I’ve also been working my way through a collection of Wodehouse’s letters (A Life in Letters compiled/edited by Sophie Ratcliffe – I actually finally finished this book yesterday, so review coming soon), and now I find myself wondering how interesting it would be to go back and read each section as I finish the books for that time period. In his letters, Wodehouse says that the whole bit of this book about the chicken farm is true to life, as told to him by one of his closest friends, William Townsend. The character of Ukridge was further fleshed out by another man Wodehouse had roomed with in the past.
In a letter to his stepdaughter, written about fifteen years after the initial publication, Wodehouse writes about the reissuing of Love Among the Chickens in paperback:
Love Among the Chickens is out in the cheap edition. I’ll send you a copy. Townend told me it was on sale at the Charing Cross bookstall, so I rolled round and found they had sold out. Thence to Piccadilly Circus bookstall. Sold out again. Pretty good in the first two days. Both men offered to sell me ‘other Wodehouse books’, but I smiled gently on them and legged it.
As an aside, reading Wodehouse’s letters has only increased my love for this fellow!
The humor in Chickens is much more pronounced than it is in some of his earlier works, although it didn’t have me laughing out loud as I do with his later stories.

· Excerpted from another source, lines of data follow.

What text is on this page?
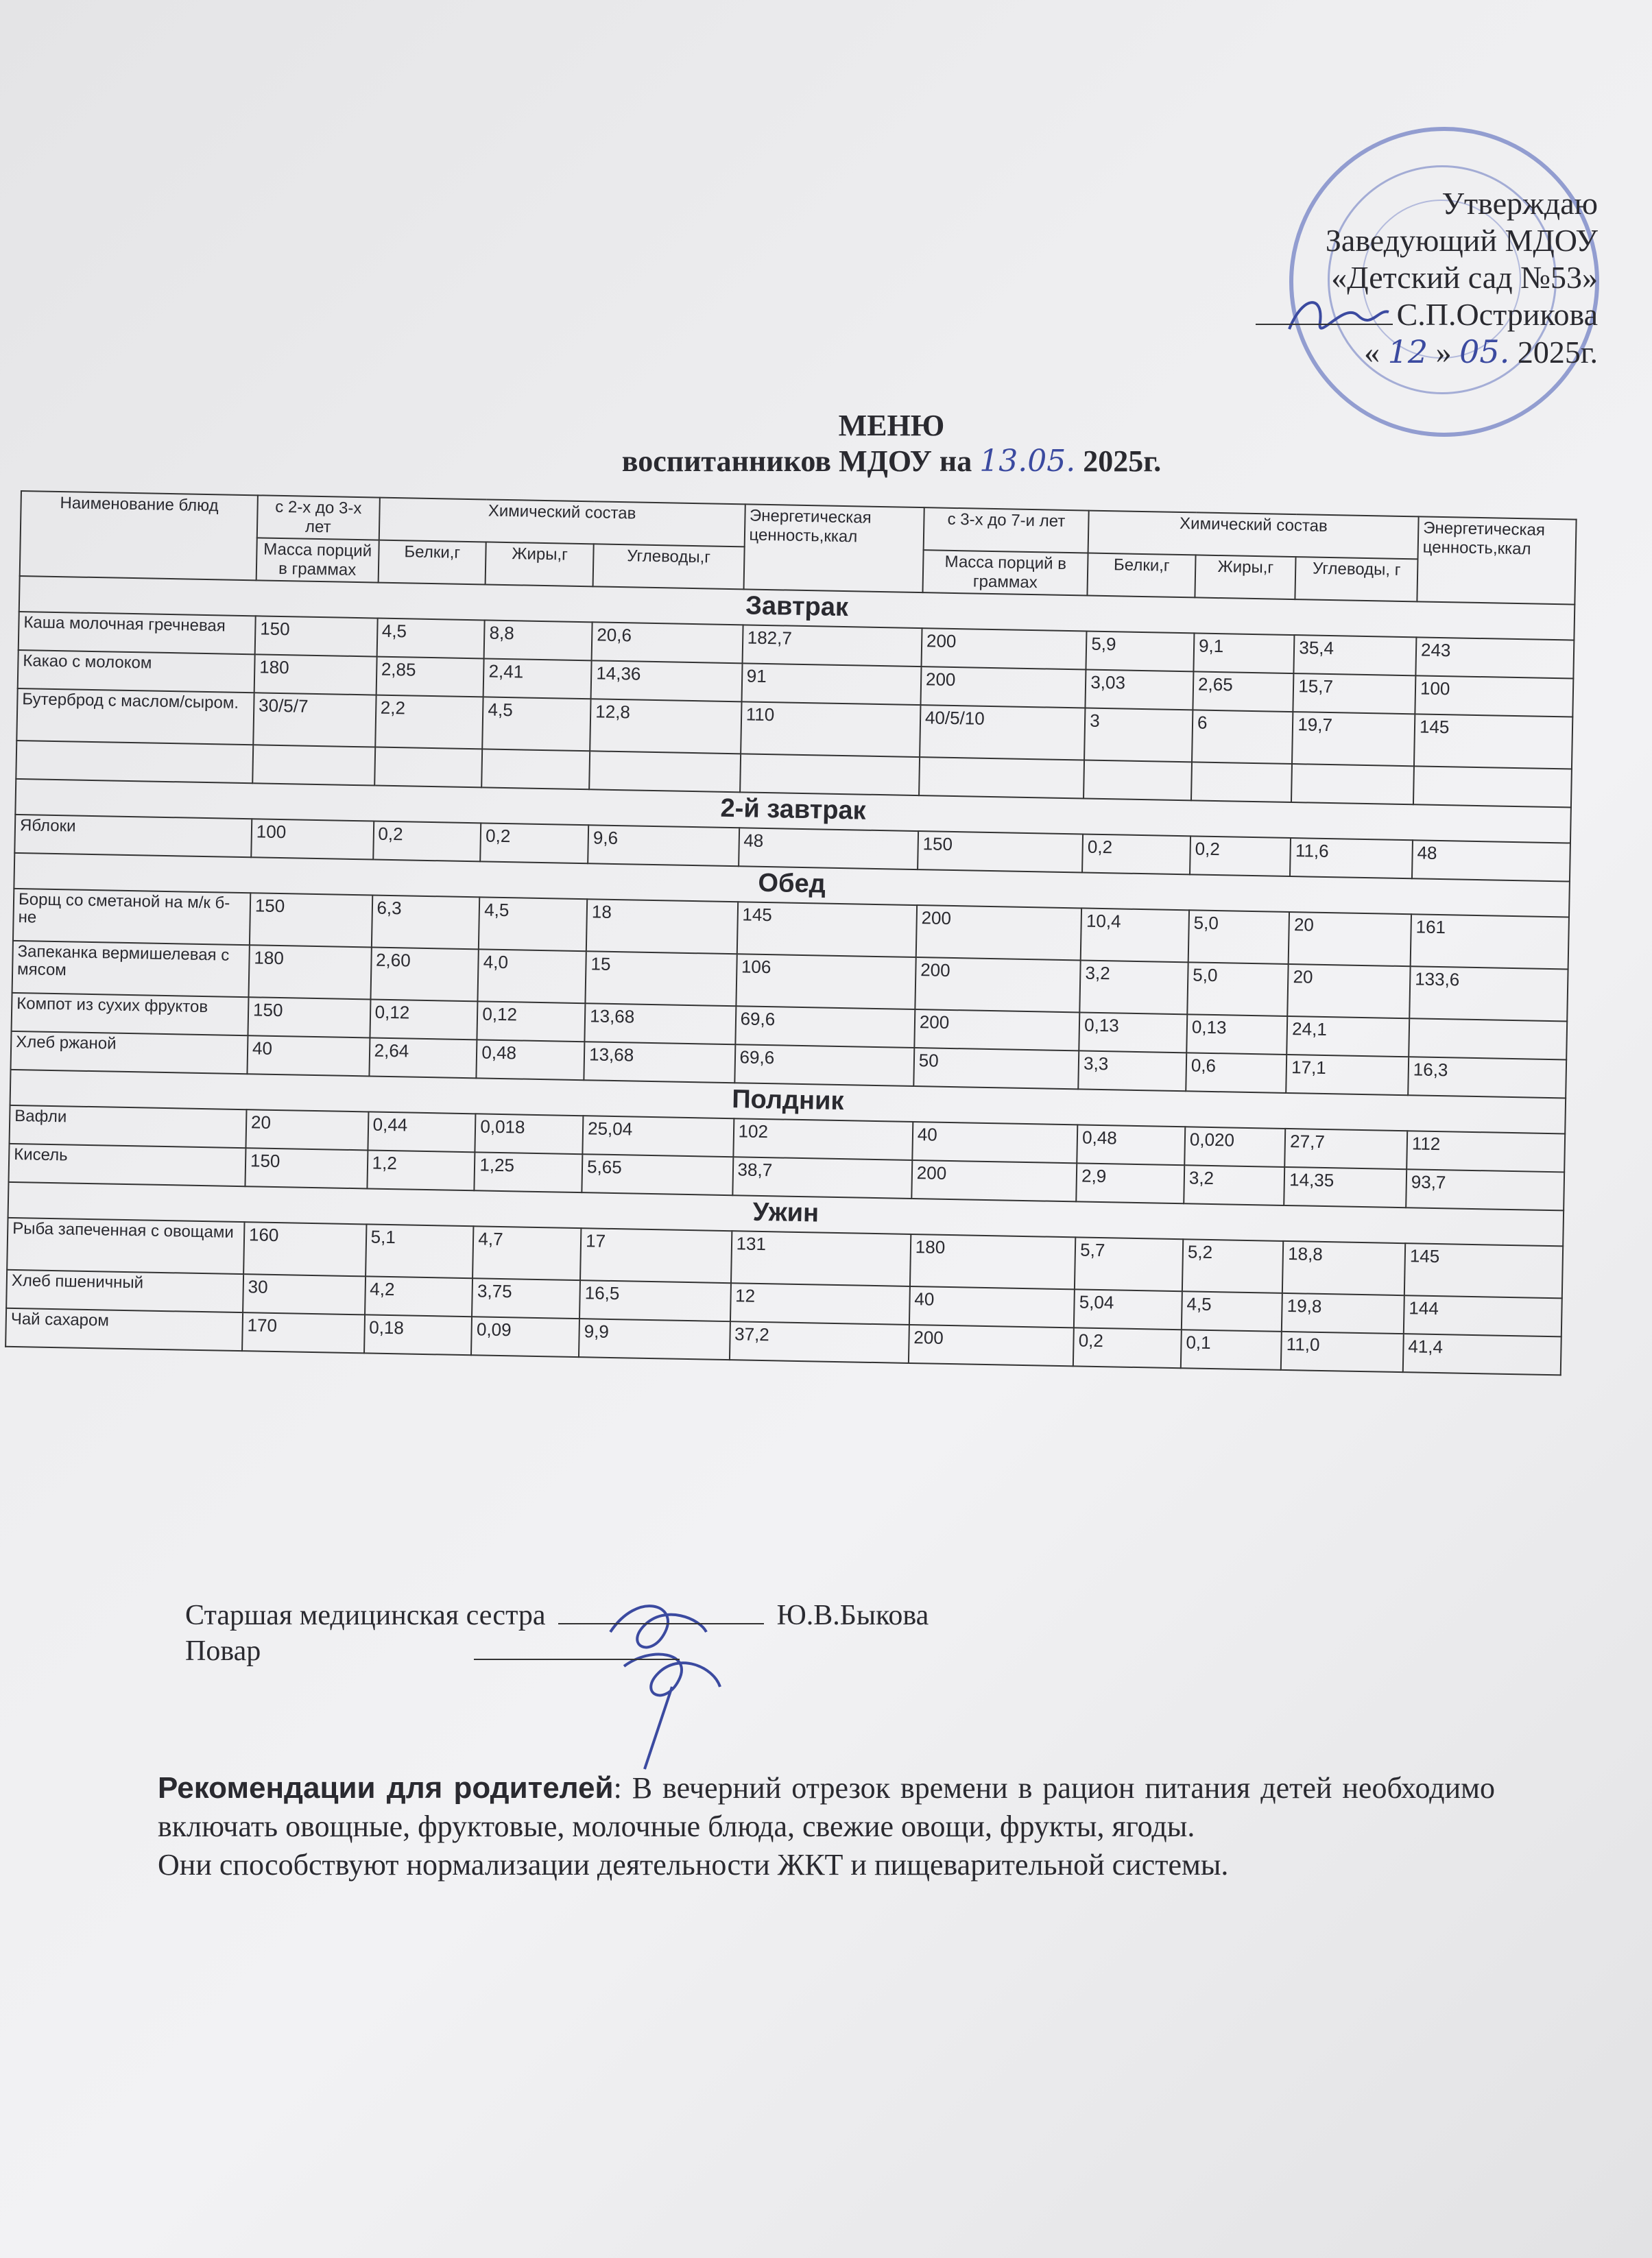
Утверждаю
Заведующий МДОУ
«Детский сад №53»
С.П.Острикова
« 12 » 05. 2025г.
МЕНЮ
воспитанников МДОУ на 13.05. 2025г.
Наименование блюд	с 2-х до 3-х лет	Химический состав			Энергетическая ценность,ккал	с 3-х до 7-и лет	Химический состав			Энергетическая ценность,ккал
	Масса порций в граммах	Белки,г	Жиры,г	Углеводы,г		Масса порций в граммах	Белки,г	Жиры,г	Углеводы, г	
Завтрак										
Каша молочная гречневая	150	4,5	8,8	20,6	182,7	200	5,9	9,1	35,4	243
Какао с молоком	180	2,85	2,41	14,36	91	200	3,03	2,65	15,7	100
Бутерброд с маслом/сыром.	30/5/7	2,2	4,5	12,8	110	40/5/10	3	6	19,7	145

2-й завтрак										
Яблоки	100	0,2	0,2	9,6	48	150	0,2	0,2	11,6	48
Обед										
Борщ со сметаной на м/к б-не	150	6,3	4,5	18	145	200	10,4	5,0	20	161
Запеканка вермишелевая с мясом	180	2,60	4,0	15	106	200	3,2	5,0	20	133,6
Компот из сухих фруктов	150	0,12	0,12	13,68	69,6	200	0,13	0,13	24,1	
Хлеб ржаной	40	2,64	0,48	13,68	69,6	50	3,3	0,6	17,1	16,3
Полдник										
Вафли	20	0,44	0,018	25,04	102	40	0,48	0,020	27,7	112
Кисель	150	1,2	1,25	5,65	38,7	200	2,9	3,2	14,35	93,7
Ужин										
Рыба запеченная с овощами	160	5,1	4,7	17	131	180	5,7	5,2	18,8	145
Хлеб пшеничный	30	4,2	3,75	16,5	12	40	5,04	4,5	19,8	144
Чай сахаром	170	0,18	0,09	9,9	37,2	200	0,2	0,1	11,0	41,4
Старшая медицинская сестра	Ю.В.Быкова
Повар

Рекомендации для родителей: В вечерний отрезок времени в рацион питания детей необходимо включать овощные, фруктовые, молочные блюда, свежие овощи, фрукты, ягоды.

Они способствуют нормализации деятельности ЖКТ и пищеварительной системы.
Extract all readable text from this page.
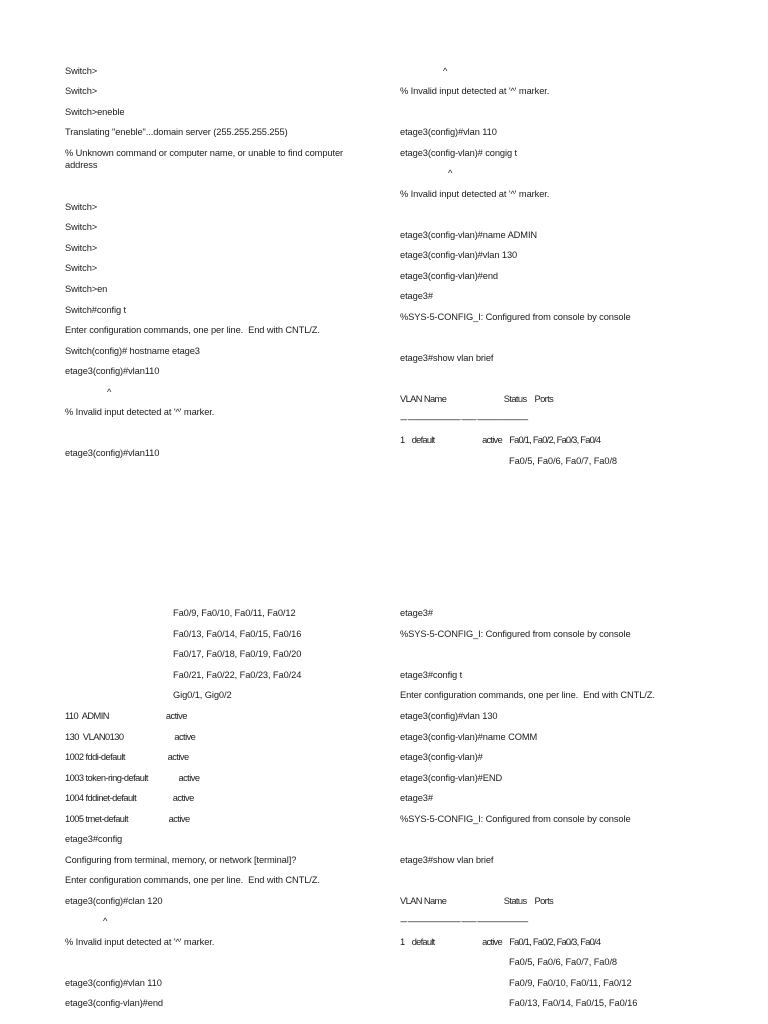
Switch>
Switch>
Switch>eneble
Translating "eneble"...domain server (255.255.255.255)
% Unknown command or computer name, or unable to find computer address
Switch>
Switch>
Switch>
Switch>
Switch>en
Switch#config t
Enter configuration commands, one per line.  End with CNTL/Z.
Switch(config)# hostname etage3
etage3(config)#vlan110
^
% Invalid input detected at '^' marker.
etage3(config)#vlan110
^
% Invalid input detected at '^' marker.
etage3(config)#vlan 110
etage3(config-vlan)# congig t
^
% Invalid input detected at '^' marker.
etage3(config-vlan)#name ADMIN
etage3(config-vlan)#vlan 130
etage3(config-vlan)#end
etage3#
%SYS-5-CONFIG_I: Configured from console by console
etage3#show vlan brief
VLAN Name                             Status    Ports
---- -------------------------------- --------- -------------------------------
1    default                          active    Fa0/1, Fa0/2, Fa0/3, Fa0/4
Fa0/5, Fa0/6, Fa0/7, Fa0/8
Fa0/9, Fa0/10, Fa0/11, Fa0/12
Fa0/13, Fa0/14, Fa0/15, Fa0/16
Fa0/17, Fa0/18, Fa0/19, Fa0/20
Fa0/21, Fa0/22, Fa0/23, Fa0/24
Gig0/1, Gig0/2
110  ADMIN                            active
130  VLAN0130                         active
1002 fddi-default                     active
1003 token-ring-default               active
1004 fddinet-default                  active
1005 trnet-default                    active
etage3#config
Configuring from terminal, memory, or network [terminal]?
Enter configuration commands, one per line.  End with CNTL/Z.
etage3(config)#clan 120
^
% Invalid input detected at '^' marker.
etage3(config)#vlan 110
etage3(config-vlan)#end
etage3#
%SYS-5-CONFIG_I: Configured from console by console
etage3#config t
Enter configuration commands, one per line.  End with CNTL/Z.
etage3(config)#vlan 130
etage3(config-vlan)#name COMM
etage3(config-vlan)#
etage3(config-vlan)#END
etage3#
%SYS-5-CONFIG_I: Configured from console by console
etage3#show vlan brief
VLAN Name                             Status    Ports
---- -------------------------------- --------- -------------------------------
1    default                          active    Fa0/1, Fa0/2, Fa0/3, Fa0/4
Fa0/5, Fa0/6, Fa0/7, Fa0/8
Fa0/9, Fa0/10, Fa0/11, Fa0/12
Fa0/13, Fa0/14, Fa0/15, Fa0/16
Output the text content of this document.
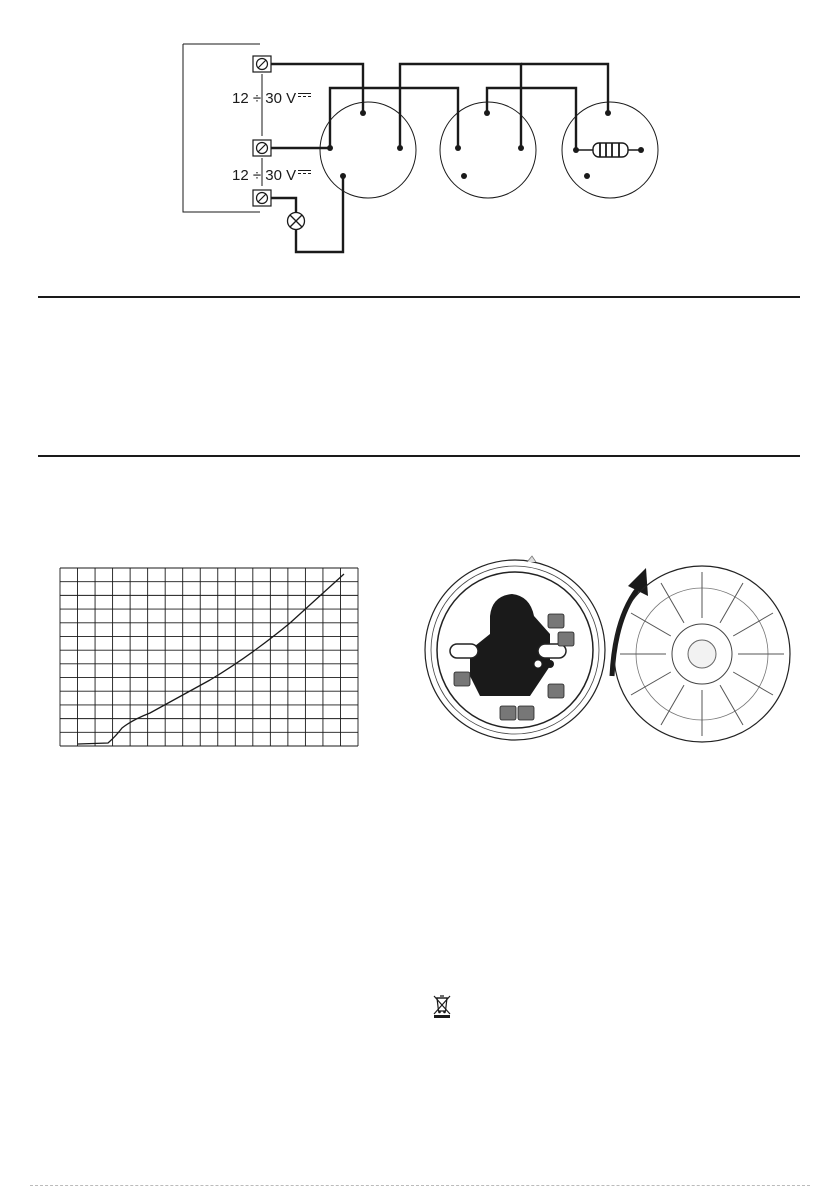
12 ÷ 30 V
12 ÷ 30 V
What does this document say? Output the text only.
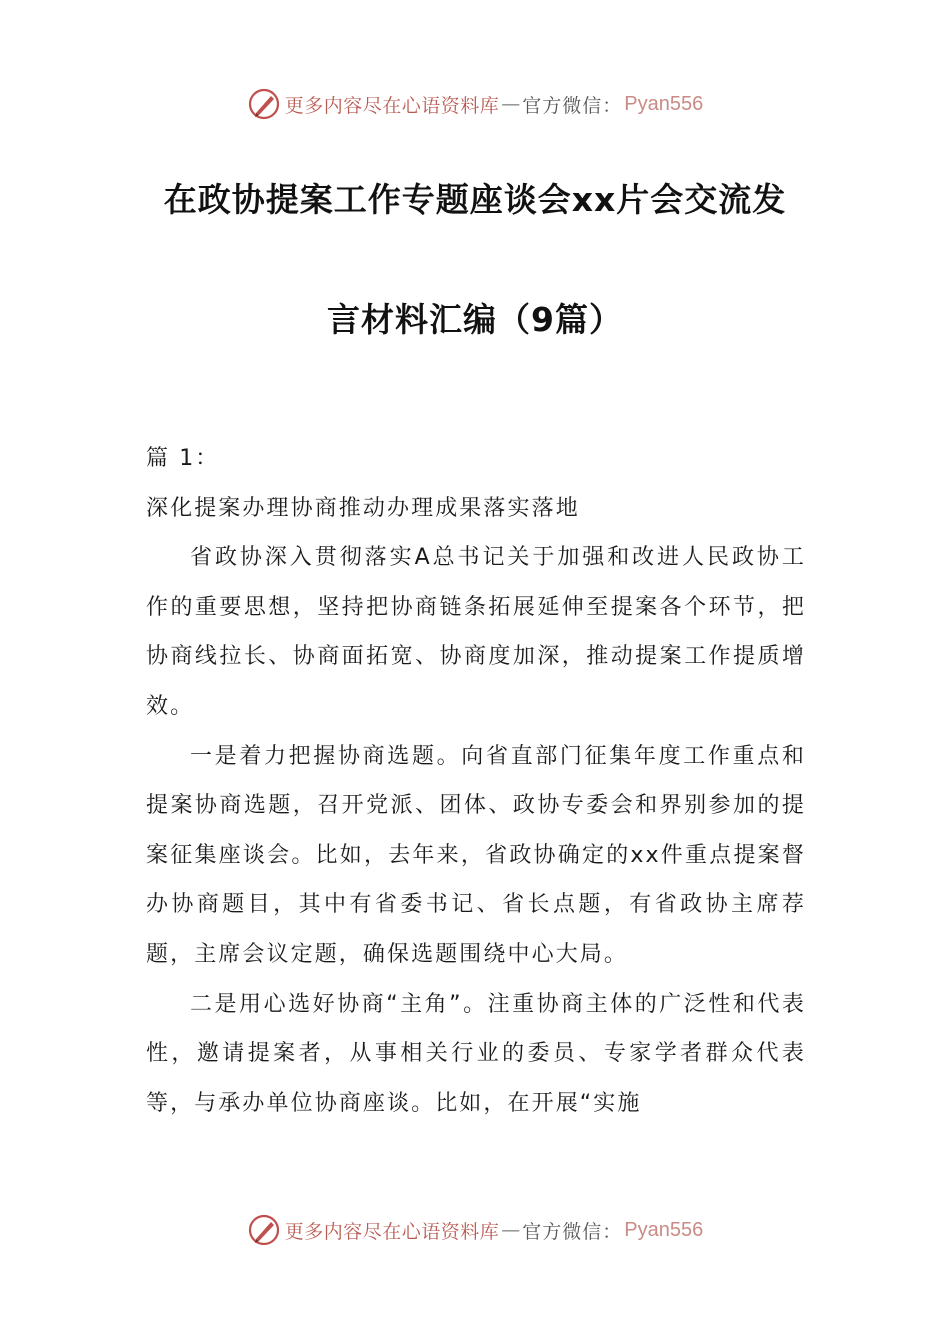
更多内容尽在心语资料库 — 官方微信： Pyan556
在政协提案工作专题座谈会xx片会交流发
言材料汇编（9篇）

篇 1：

深化提案办理协商推动办理成果落实落地

省政协深入贯彻落实A总书记关于加强和改进人民政协工作的重要思想，坚持把协商链条拓展延伸至提案各个环节，把协商线拉长、协商面拓宽、协商度加深，推动提案工作提质增效。

一是着力把握协商选题。向省直部门征集年度工作重点和提案协商选题，召开党派、团体、政协专委会和界别参加的提案征集座谈会。比如，去年来，省政协确定的xx件重点提案督办协商题目，其中有省委书记、省长点题，有省政协主席荐题，主席会议定题，确保选题围绕中心大局。

二是用心选好协商“主角”。注重协商主体的广泛性和代表性，邀请提案者，从事相关行业的委员、专家学者群众代表等，与承办单位协商座谈。比如，在开展“实施

更多内容尽在心语资料库 — 官方微信： Pyan556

Still, lines like –
Coming towards me at her best pace was a small hen. I recognised her immediately. It was the disagreeable, sardonic-looking bird which Ukridge, on the strength of an allegedly similar profile to his wife’s nearest relation, had christened Aunt Elizabeth. A Bolshevist hen, always at the bottom of any disturbance in the fowl-run, a bird which ate its head off daily at our expense and bit the hands which fed it by resolutely declining to lay a single egg.
The phrase “a Bolshevist hen” has really stuck with me, especially as my own personal hens have been quite the slackers lately. (Is there a Bolshevist among them, stirring up a revolution?!)
Wodehouse’s ability to avoid swearing yet still imply it is at its artistic best as well –
He poured scorn upon his hearers, and they quailed. He flung invective at them, and they wilted. Strange oaths, learned among strange men on cattle-ships or gleaned on the waterfronts of Buenos Ayres and San Francisco, slid into the stream of his speech. It was hard, he said in part … that a gentleman … could not run up to London for five minutes on business without having his private grounds turned upside down by a gang of cattle-ship adjectived San Francisco substantives who behaved as if the whole of the Buenos Ayres phrased place belonged to them.
On the whole, I thoroughly enjoyed Chickens. Somehow, I had never read an Ukridge book before, and his character, with his habit of coming up with ridiculous schemes and then railroading everyone into following them – was really an entertaining one to read. While I would still put Chickens as a 3/5 (on the Wodehouse scale, of course, which is really its own thing, as a 3/5 Wodehouse is still superior to many 4/5 for other authors), I do recommend it and intend to add this one to my permanent Wodehouse collection.